Wenn die Tarns also die Startstangen verlassen, kommen sie zuerst durch drei rechteckige ›Ringe‹, dann zur ersten Wende, wo mit der Biegung drei runde Ringe zu durchfliegen sind; auf der geraden Strecke erreichen sie wieder drei rechteckige ›Ringe‹ und kommen schließlich zur zweiten Wende, wo wiederum drei runde Ringe überwunden werden müssen. Einen solchen Kurs zu fliegen erfordert Geschicklichkeit, besonders beim Herumziehen in den Kurven und beim Passieren der kleinen runden Ringe. Wenn vier Tarns in engster Formation fliegen, zwei übereinander und je einer links und rechts, passen sie eben durch einen runden Ring. Natürlich liegt den Reitern daran, ihre Tiere so zu steuern, daß sie die Mitte des Ringes einnehmen und die nachfolgenden Vögel zwingen, gegen den Ring zu stoßen oder ihn ganz zu verfehlen.
Dieses Rennen war nur kurz, über fünf Pasang, und zum Mißvergnügen des Publikums gewann einer der Tarns, der keiner Mannschaft angehörte.
Ein Mann in meiner Nähe zählte offenbar zu den wenigen Glücklichen, die auf den Sieger gesetzt hatten, denn er hüpfte freudig auf und ab. Er drängte sich durch die Menge und näherte sich den Tischen der Buchmacher.' Ich stellte fest, daß Minus Tentius Hinrabius diesen Augenblick wählte, um die Rennen zu verlassen. Sichtlich irritiert zog er sich zurück, gefolgt von seinen Wächtern, von Saphronicus, dem Führer seiner Garde, und dem übrigen Hofstaat. Zu meiner Überraschung nahm auf den Tribünen kaum jemand Notiz davon.
Es sollten noch mehrere Rennen folgen, doch die Nachmittagssonne war nun hinter dem Zentralzylinder verschwunden; ich wollte nun ebenfalls gehen.
In diesem Augenblick dröhnte die Schiedsrichterglocke zweimal.

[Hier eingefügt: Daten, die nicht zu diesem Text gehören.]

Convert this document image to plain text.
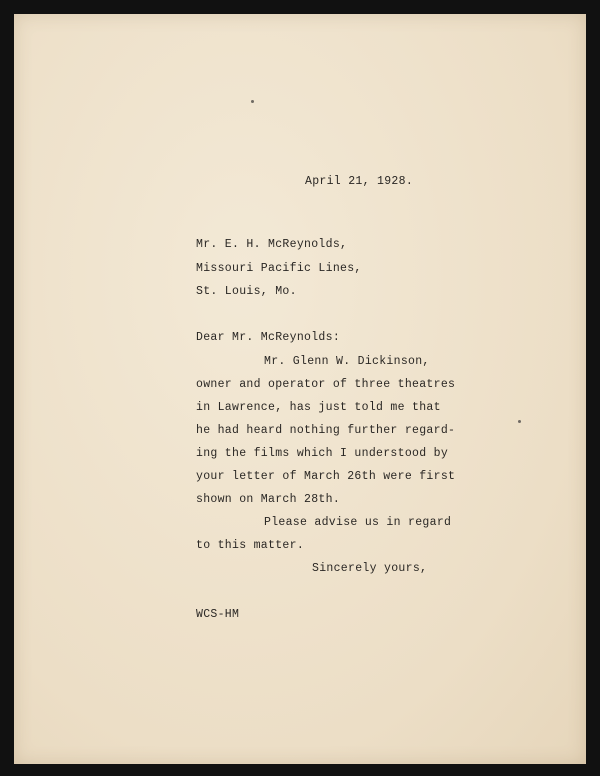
April 21, 1928.
Mr. E. H. McReynolds,
Missouri Pacific Lines,
St. Louis, Mo.
Dear Mr. McReynolds:
Mr. Glenn W. Dickinson,
owner and operator of three theatres
in Lawrence, has just told me that
he had heard nothing further regard-
ing the films which I understood by
your letter of March 26th were first
shown on March 28th.
Please advise us in regard
to this matter.
Sincerely yours,
WCS-HM
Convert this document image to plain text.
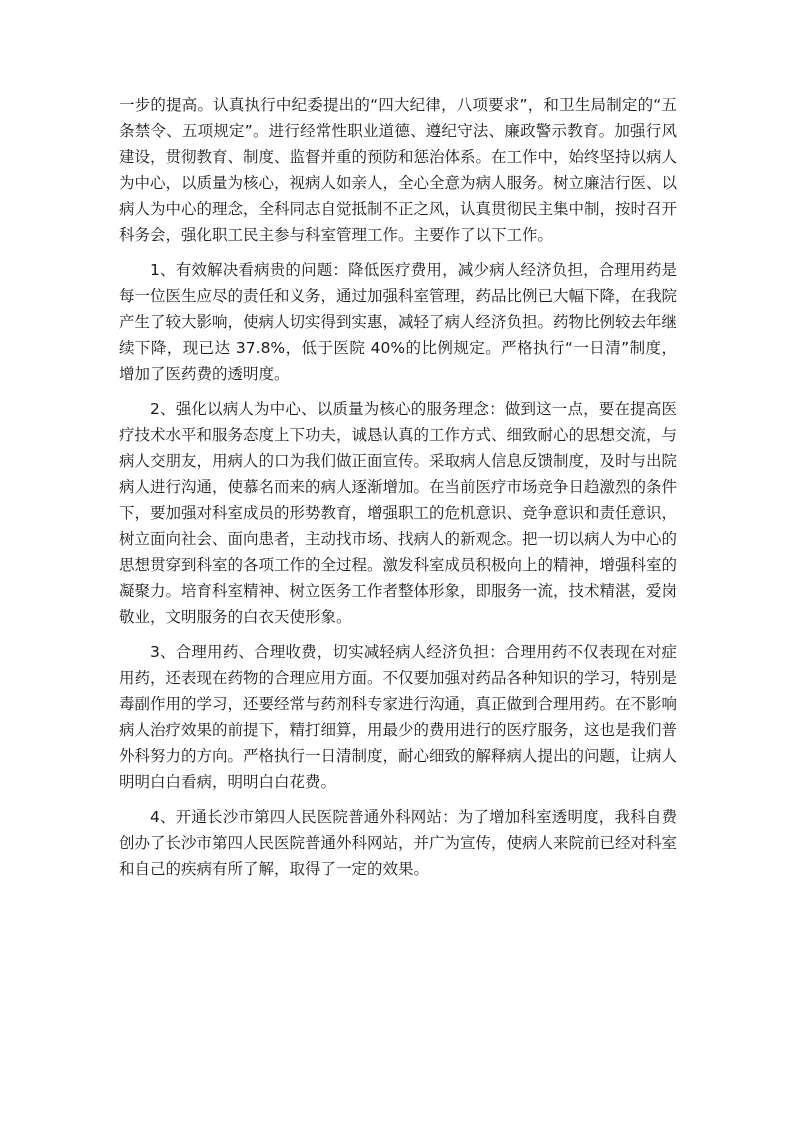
一步的提高。认真执行中纪委提出的“四大纪律，八项要求”，和卫生局制定的“五条禁令、五项规定”。进行经常性职业道德、遵纪守法、廉政警示教育。加强行风建设，贯彻教育、制度、监督并重的预防和惩治体系。在工作中，始终坚持以病人为中心，以质量为核心，视病人如亲人，全心全意为病人服务。树立廉洁行医、以病人为中心的理念，全科同志自觉抵制不正之风，认真贯彻民主集中制，按时召开科务会，强化职工民主参与科室管理工作。主要作了以下工作。

1、有效解决看病贵的问题：降低医疗费用，减少病人经济负担，合理用药是每一位医生应尽的责任和义务，通过加强科室管理，药品比例已大幅下降，在我院产生了较大影响，使病人切实得到实惠，减轻了病人经济负担。药物比例较去年继续下降，现已达 37.8%，低于医院 40%的比例规定。严格执行“一日清”制度，增加了医药费的透明度。

2、强化以病人为中心、以质量为核心的服务理念：做到这一点，要在提高医疗技术水平和服务态度上下功夫，诚恳认真的工作方式、细致耐心的思想交流，与病人交朋友，用病人的口为我们做正面宣传。采取病人信息反馈制度，及时与出院病人进行沟通，使慕名而来的病人逐渐增加。在当前医疗市场竞争日趋激烈的条件下，要加强对科室成员的形势教育，增强职工的危机意识、竞争意识和责任意识，树立面向社会、面向患者，主动找市场、找病人的新观念。把一切以病人为中心的思想贯穿到科室的各项工作的全过程。激发科室成员积极向上的精神，增强科室的凝聚力。培育科室精神、树立医务工作者整体形象，即服务一流，技术精湛，爱岗敬业，文明服务的白衣天使形象。

3、合理用药、合理收费，切实减轻病人经济负担：合理用药不仅表现在对症用药，还表现在药物的合理应用方面。不仅要加强对药品各种知识的学习，特别是毒副作用的学习，还要经常与药剂科专家进行沟通，真正做到合理用药。在不影响病人治疗效果的前提下，精打细算，用最少的费用进行的医疗服务，这也是我们普外科努力的方向。严格执行一日清制度，耐心细致的解释病人提出的问题，让病人明明白白看病，明明白白花费。

4、开通长沙市第四人民医院普通外科网站：为了增加科室透明度，我科自费创办了长沙市第四人民医院普通外科网站，并广为宣传，使病人来院前已经对科室和自己的疾病有所了解，取得了一定的效果。
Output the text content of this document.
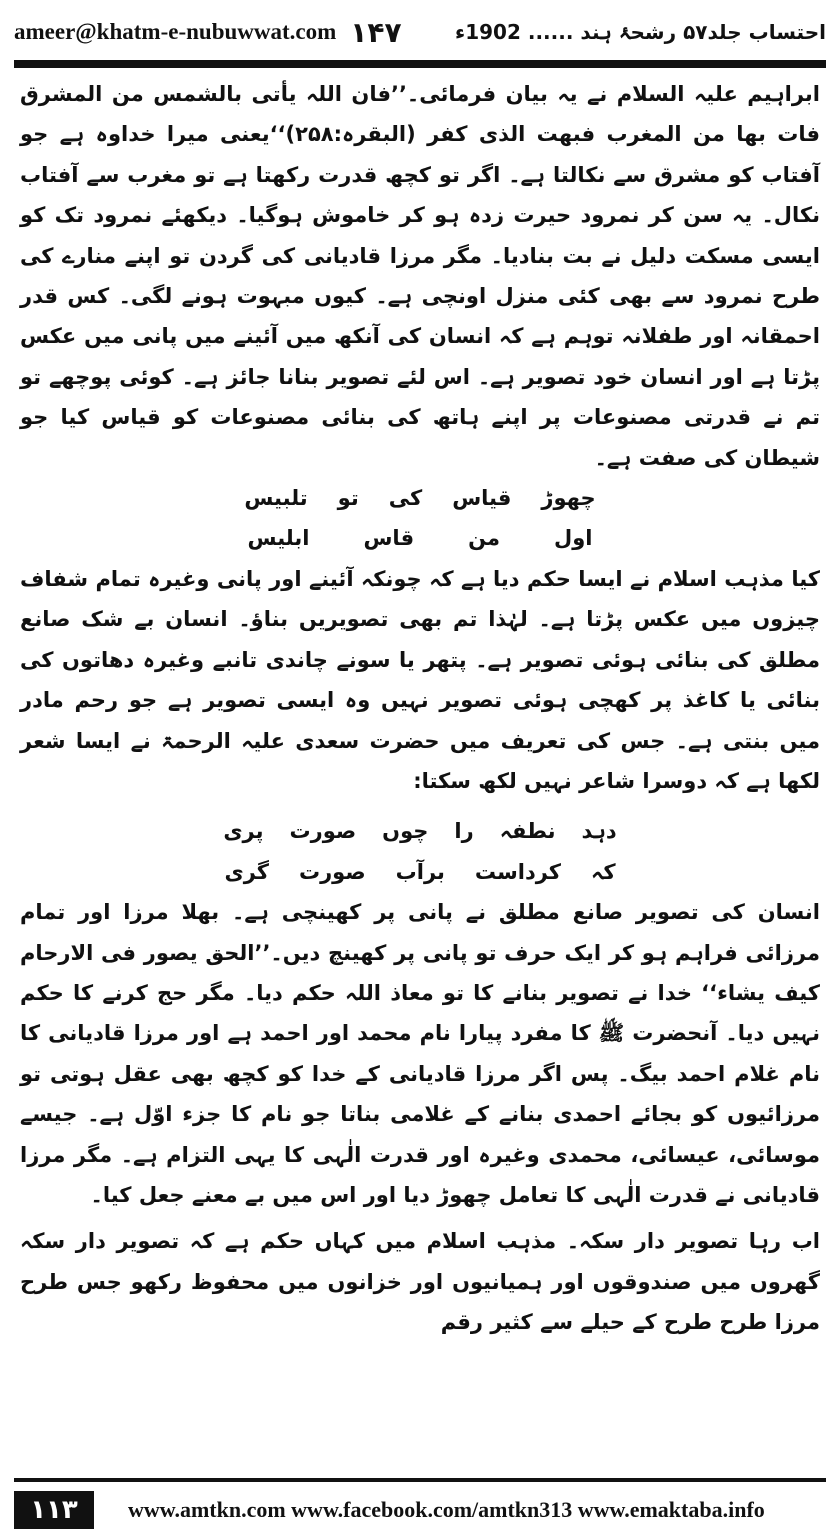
ameer@khatm-e-nubuwwat.com ۱۴۷	احتساب جلد۵۷ رشحۂ ہند ...... 1902ء

ابراہیم علیہ السلام نے یہ بیان فرمائی۔’’فان اللہ یأتی بالشمس من المشرق فات بھا من المغرب فبھت الذی کفر (البقرہ:۲۵۸)‘‘یعنی میرا خداوہ ہے جو آفتاب کو مشرق سے نکالتا ہے۔ اگر تو کچھ قدرت رکھتا ہے تو مغرب سے آفتاب نکال۔ یہ سن کر نمرود حیرت زدہ ہو کر خاموش ہوگیا۔ دیکھئے نمرود تک کو ایسی مسکت دلیل نے بت بنادیا۔ مگر مرزا قادیانی کی گردن تو اپنے منارے کی طرح نمرود سے بھی کئی منزل اونچی ہے۔ کیوں مبہوت ہونے لگی۔ کس قدر احمقانہ اور طفلانہ توہم ہے کہ انسان کی آنکھ میں آئینے میں پانی میں عکس پڑتا ہے اور انسان خود تصویر ہے۔ اس لئے تصویر بنانا جائز ہے۔ کوئی پوچھے تو تم نے قدرتی مصنوعات پر اپنے ہاتھ کی بنائی مصنوعات کو قیاس کیا جو شیطان کی صفت ہے۔

چھوڑ
قیاس
کی
تو
تلبیس
اول
من
قاس
ابلیس

کیا مذہب اسلام نے ایسا حکم دیا ہے کہ چونکہ آئینے اور پانی وغیرہ تمام شفاف چیزوں میں عکس پڑتا ہے۔ لہٰذا تم بھی تصویریں بناؤ۔ انسان بے شک صانع مطلق کی بنائی ہوئی تصویر ہے۔ پتھر یا سونے چاندی تانبے وغیرہ دھاتوں کی بنائی یا کاغذ پر کھچی ہوئی تصویر نہیں وہ ایسی تصویر ہے جو رحم مادر میں بنتی ہے۔ جس کی تعریف میں حضرت سعدی علیہ الرحمۃ نے ایسا شعر لکھا ہے کہ دوسرا شاعر نہیں لکھ سکتا:

دہد
نطفہ
را
چوں
صورت
پری
کہ
کرداست
برآب
صورت
گری

انسان کی تصویر صانع مطلق نے پانی پر کھینچی ہے۔ بھلا مرزا اور تمام مرزائی فراہم ہو کر ایک حرف تو پانی پر کھینچ دیں۔’’الحق یصور فی الارحام کیف یشاء‘‘ خدا نے تصویر بنانے کا تو معاذ اللہ حکم دیا۔ مگر حج کرنے کا حکم نہیں دیا۔ آنحضرت ﷺ کا مفرد پیارا نام محمد اور احمد ہے اور مرزا قادیانی کا نام غلام احمد بیگ۔ پس اگر مرزا قادیانی کے خدا کو کچھ بھی عقل ہوتی تو مرزائیوں کو بجائے احمدی بنانے کے غلامی بناتا جو نام کا جزء اوّل ہے۔ جیسے موسائی، عیسائی، محمدی وغیرہ اور قدرت الٰہی کا یہی التزام ہے۔ مگر مرزا قادیانی نے قدرت الٰہی کا تعامل چھوڑ دیا اور اس میں بے معنے جعل کیا۔

اب رہا تصویر دار سکہ۔ مذہب اسلام میں کہاں حکم ہے کہ تصویر دار سکہ گھروں میں صندوقوں اور ہمیانیوں اور خزانوں میں محفوظ رکھو جس طرح مرزا طرح طرح کے حیلے سے کثیر رقم

۱۱۳	www.amtkn.com www.facebook.com/amtkn313 www.emaktaba.info
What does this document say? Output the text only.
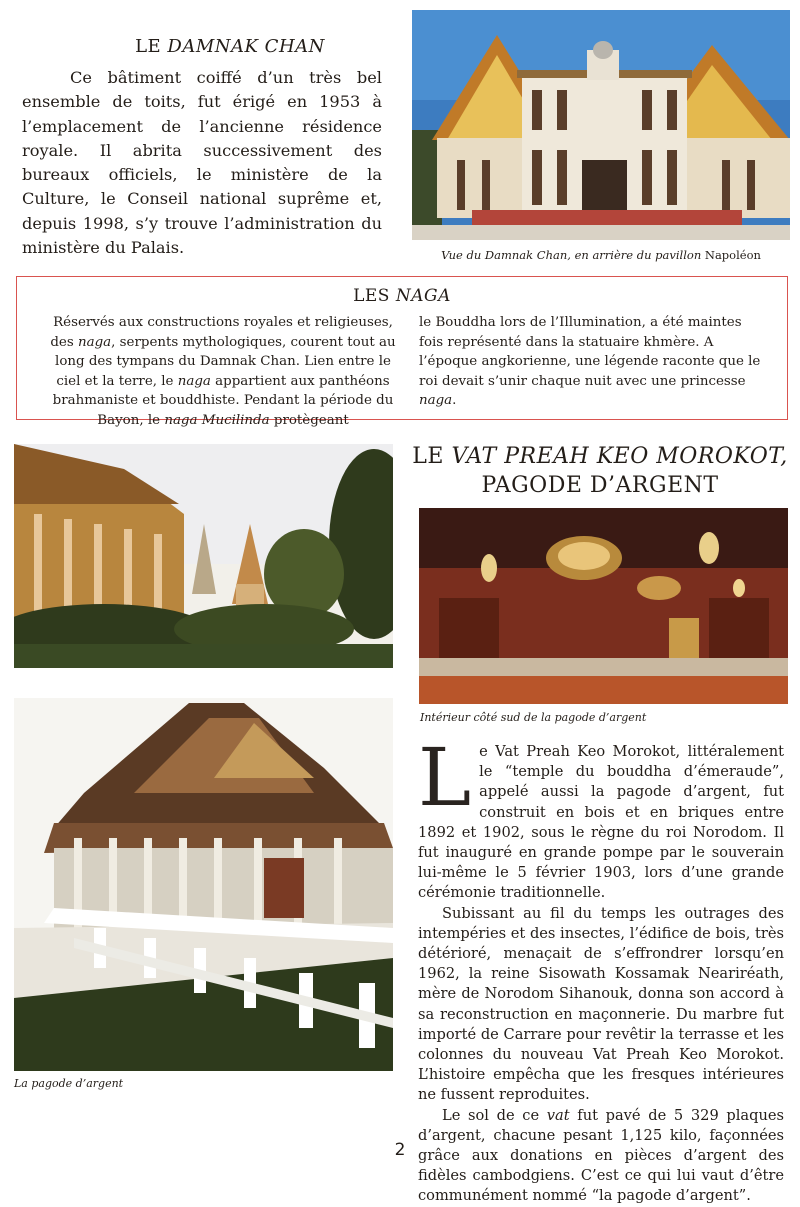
LE DAMNAK CHAN
Ce bâtiment coiffé d’un très bel ensemble de toits, fut érigé en 1953 à l’emplacement de l’ancienne résidence royale. Il abrita successivement des bureaux officiels, le ministère de la Culture, le Conseil national suprême et, depuis 1998, s’y trouve l’administration du ministère du Palais.	Vue du Damnak Chan, en arrière du pavillon Napoléon
LES NAGA
Réservés aux constructions royales et religieuses, des naga, serpents mythologiques, courent tout au long des tympans du Damnak Chan. Lien entre le ciel et la terre, le naga appartient aux panthéons brahmaniste et bouddhiste. Pendant la période du Bayon, le naga Mucilinda protègeant
le Bouddha lors de l’Illumination, a été maintes fois représenté dans la statuaire khmère. A l’époque angkorienne, une légende raconte que le roi devait s’unir chaque nuit avec une princesse naga.
LE VAT PREAH KEO MOROKOT,
PAGODE D’ARGENT
Intérieur côté sud de la pagode d’argent
La pagode d’argent

Le Vat Preah Keo Morokot, littéralement le “temple du bouddha d’émeraude”, appelé aussi la pagode d’argent, fut construit en bois et en briques entre 1892 et 1902, sous le règne du roi Norodom. Il fut inauguré en grande pompe par le souverain lui-même le 5 février 1903, lors d’une grande cérémonie traditionnelle.

Subissant au fil du temps les outrages des intempéries et des insectes, l’édifice de bois, très détérioré, menaçait de s’effrondrer lorsqu’en 1962, la reine Sisowath Kossamak Neariréath, mère de Norodom Sihanouk, donna son accord à sa reconstruction en maçonnerie. Du marbre fut importé de Carrare pour revêtir la terrasse et les colonnes du nouveau Vat Preah Keo Morokot. L’histoire empêcha que les fresques intérieures ne fussent reproduites.

Le sol de ce vat fut pavé de 5 329 plaques d’argent, chacune pesant 1,125 kilo, façonnées grâce aux donations en pièces d’argent des fidèles cambodgiens. C’est ce qui lui vaut d’être communément nommé “la pagode d’argent”.

2
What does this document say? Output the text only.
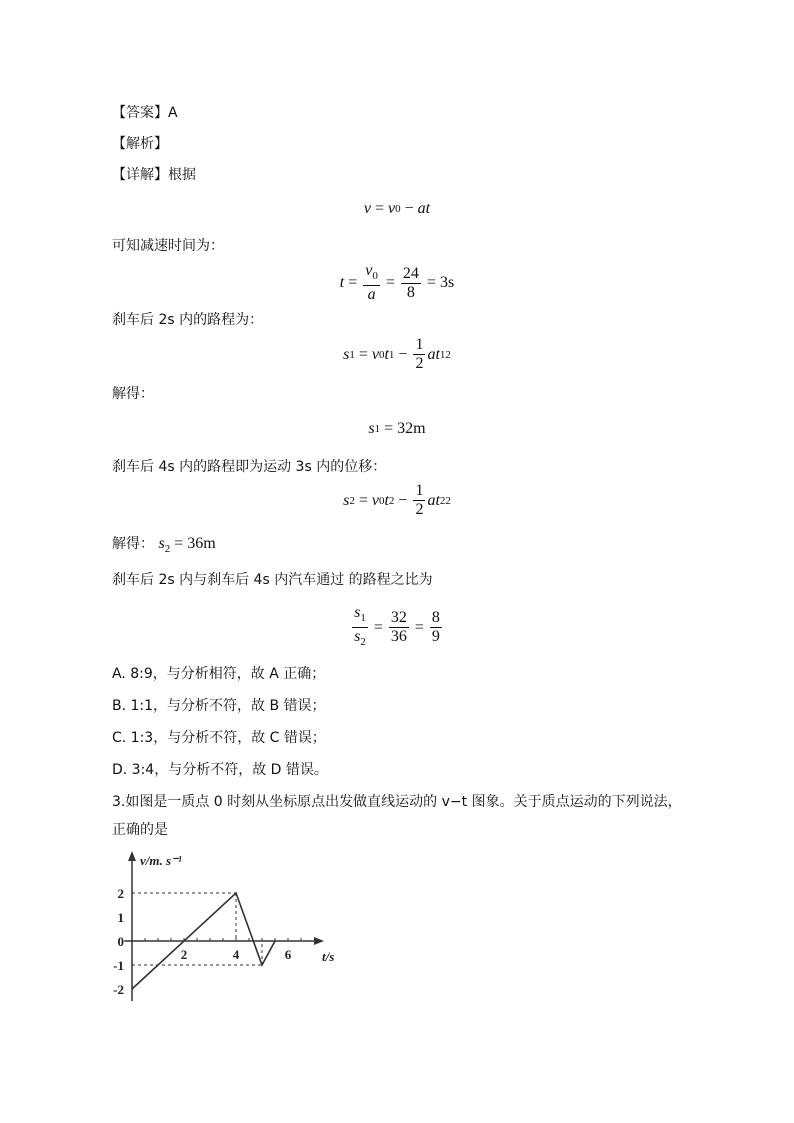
【答案】A
【解析】
【详解】根据
v = v 0 − at
可知减速时间为：
$t = \frac{v_0}{a} = \frac{24}{8} = 3s$
刹车后 2s 内的路程为：
s 1 = v 0 t $1 - \frac{1}{2}$ at 1 2
解得：
s 1 = 32m
刹车后 4s 内的路程即为运动 3s 内的位移：
s 2 = v 0 t $2 - \frac{1}{2}$ at 2 2
解得： $s_2 = 36m$
刹车后 2s 内与刹车后 4s 内汽车通过 的路程之比为
$\frac{s_1}{s_2} = \frac{32}{36} = \frac{8}{9}$
A. 8:9，与分析相符，故 A 正确；
B. 1:1，与分析不符，故 B 错误；
C. 1:3，与分析不符，故 C 错误；
D. 3:4，与分析不符，故 D 错误。
3.如图是一质点 0 时刻从坐标原点出发做直线运动的 v−t 图象。关于质点运动的下列说法，
正确的是
2
1
0
-1
-2
2	4	6
v/m. s⁻¹
t/s
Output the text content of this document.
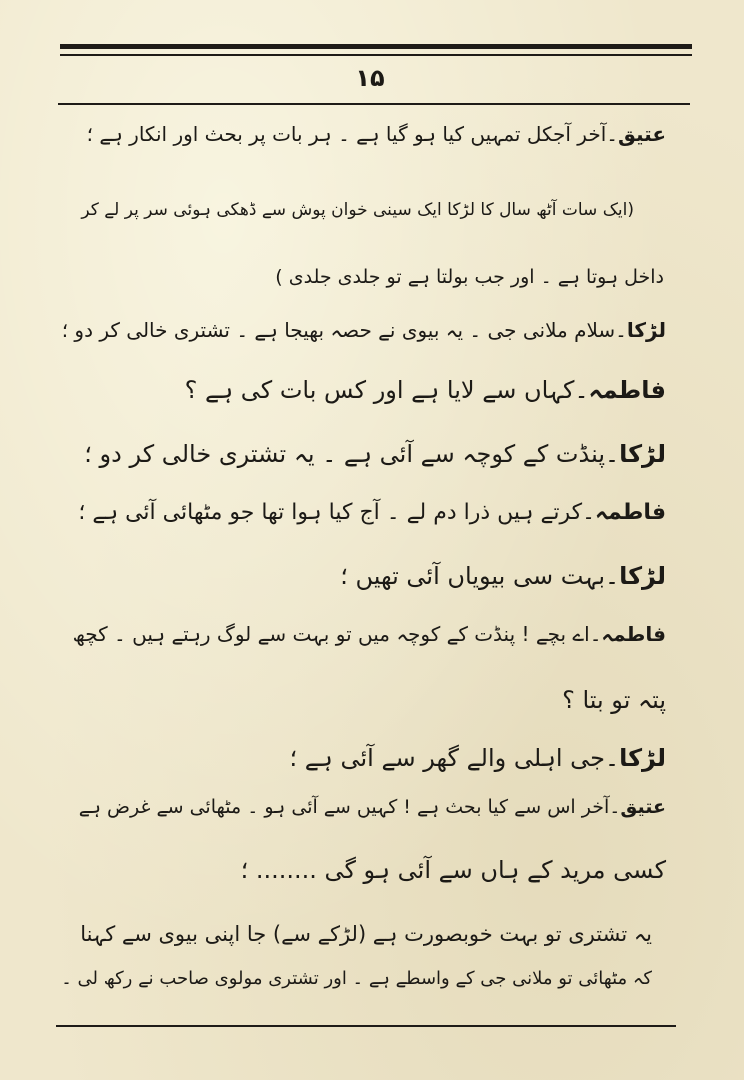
۱۵
عتیق۔آخر آجکل تمہیں کیا ہو گیا ہے ۔ ہر بات پر بحث اور انکار ہے ؛
(ایک سات آٹھ سال کا لڑکا ایک سینی خوان پوش سے ڈھکی ہوئی سر پر لے کر
داخل ہوتا ہے ۔ اور جب بولتا ہے تو جلدی جلدی )
لڑکا۔سلام ملانی جی ۔ یہ بیوی نے حصہ بھیجا ہے ۔ تشتری خالی کر دو ؛
فاطمہ۔کہاں سے لایا ہے اور کس بات کی ہے ؟
لڑکا۔پنڈت کے کوچہ سے آئی ہے ۔ یہ تشتری خالی کر دو ؛
فاطمہ۔کرتے ہیں ذرا دم لے ۔ آج کیا ہوا تھا جو مٹھائی آئی ہے ؛
لڑکا۔بہت سی بیویاں آئی تھیں ؛
فاطمہ۔اے بچے ! پنڈت کے کوچہ میں تو بہت سے لوگ رہتے ہیں ۔ کچھ
پتہ تو بتا ؟
لڑکا۔جی اہلی والے گھر سے آئی ہے ؛
عتیق۔آخر اس سے کیا بحث ہے ! کہیں سے آئی ہو ۔ مٹھائی سے غرض ہے
کسی مرید کے ہاں سے آئی ہو گی ........ ؛
یہ تشتری تو بہت خوبصورت ہے (لڑکے سے) جا اپنی بیوی سے کہنا
کہ مٹھائی تو ملانی جی کے واسطے ہے ۔ اور تشتری مولوی صاحب نے رکھ لی ۔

Das nächste Rennen begann in zehn Ehn.
Ich erhob mich von meinem Sitz und drängte zum Ausgang. Einige Zuschauer sahen mir tadelnd nach. Die Rennbegeisterten Ars bleiben gewöhnlich bis zum letzten Rennen. Zudem trug ich nicht einmal einen Mannschaftsstreifen.
Ich wollte mich ein wenig in den Capacischen Bädern entspannen. Es gab da ein süßes Mädchen namens Nela, das am Becken der Blauen Blumen Dienst tat, mit dem ich gern schwamm. Wenn ich dann ins Haus des Cernus zurückkam, hatte Elizabeth ihr Abendessen zu sich genommen und wartete bereits auf mich, um mir über ihren Tag zu berichten. Wenn sie im Verlauf ihres Trainings das Haus öfter verlassen durfte, wollte ich sie auch mit zu den Rennen nehmen.
Etwa zwanzig Tage waren vergangen, seit die Mädchen aus den Voltai-Bergen gebracht worden waren. Das Training Elizabeths und der beiden anderen Mädchen Virginia und Phyllis hatte vor fünf Tagen begonnen.